Soooooo, Jason Collins decided to tell the world that he's a black, gay, basketball player. If you are connected to anything electronic, by now you know that Collins, a 7-foot center who has played in the NBA for 12 years, is the first athlete in a major American sport to admit that he is gay.
First and foremost, I commend Jason for having the courage to admit to the world that he is gay. I understand how hard it must be for one to place their personal life under scrutiny to raise the collective consciousness of the country. My heart also goes out to his family, who now has to deal with the media firestorm (good and bad) that comes with such a monumental announcement.

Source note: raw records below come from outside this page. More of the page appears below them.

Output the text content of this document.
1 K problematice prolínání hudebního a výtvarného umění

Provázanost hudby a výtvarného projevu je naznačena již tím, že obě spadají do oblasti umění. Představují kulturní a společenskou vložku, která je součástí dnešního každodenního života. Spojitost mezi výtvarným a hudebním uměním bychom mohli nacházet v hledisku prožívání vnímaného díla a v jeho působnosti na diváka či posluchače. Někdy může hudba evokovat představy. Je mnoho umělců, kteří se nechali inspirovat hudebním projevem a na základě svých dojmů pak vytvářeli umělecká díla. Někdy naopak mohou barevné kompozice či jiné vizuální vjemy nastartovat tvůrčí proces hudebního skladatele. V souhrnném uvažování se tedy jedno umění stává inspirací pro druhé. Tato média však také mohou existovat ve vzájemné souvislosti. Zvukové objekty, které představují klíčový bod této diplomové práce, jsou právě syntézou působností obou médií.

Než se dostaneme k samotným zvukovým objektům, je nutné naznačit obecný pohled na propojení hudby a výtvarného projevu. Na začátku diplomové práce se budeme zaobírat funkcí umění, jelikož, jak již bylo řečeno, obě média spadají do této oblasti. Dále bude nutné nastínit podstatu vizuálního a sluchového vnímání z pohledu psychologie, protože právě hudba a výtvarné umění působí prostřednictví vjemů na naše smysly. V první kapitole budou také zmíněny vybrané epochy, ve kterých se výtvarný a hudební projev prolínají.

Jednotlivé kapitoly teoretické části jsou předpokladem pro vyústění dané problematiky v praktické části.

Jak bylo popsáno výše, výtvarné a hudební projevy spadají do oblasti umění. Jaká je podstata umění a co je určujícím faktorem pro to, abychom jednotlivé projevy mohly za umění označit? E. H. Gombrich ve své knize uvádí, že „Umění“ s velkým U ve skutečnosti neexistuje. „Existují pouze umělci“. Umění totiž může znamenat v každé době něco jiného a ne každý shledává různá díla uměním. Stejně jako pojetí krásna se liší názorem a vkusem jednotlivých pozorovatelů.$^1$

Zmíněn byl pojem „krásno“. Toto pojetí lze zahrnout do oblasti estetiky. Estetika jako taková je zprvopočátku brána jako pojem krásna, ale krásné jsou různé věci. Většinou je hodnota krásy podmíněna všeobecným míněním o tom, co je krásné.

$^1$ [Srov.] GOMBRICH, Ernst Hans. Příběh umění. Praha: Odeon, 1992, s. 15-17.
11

BUT, and you had to know a but was coming, I'm quite confused about why this is such a big deal. Last month, when soccer player Robbie Rogers admitted that he was gay, no one batted an eye. When Brittney Griner, former Baylor basketball superstar and soon-to-be number one draft pick in the WNBA admitted that she was gay, the sports world let out a collective yawn.
So why, oh why, is Jason's announcement the creme de la creme of coming out parties? Now, I'm not being naive here. I understand that he is the first person from the NBA, NFL, NHL, or MLB that has admitted he's gay. My question is, with all of the progress made in the gay community, is this really a benchmark that has any real significance? Work with me here to see my point.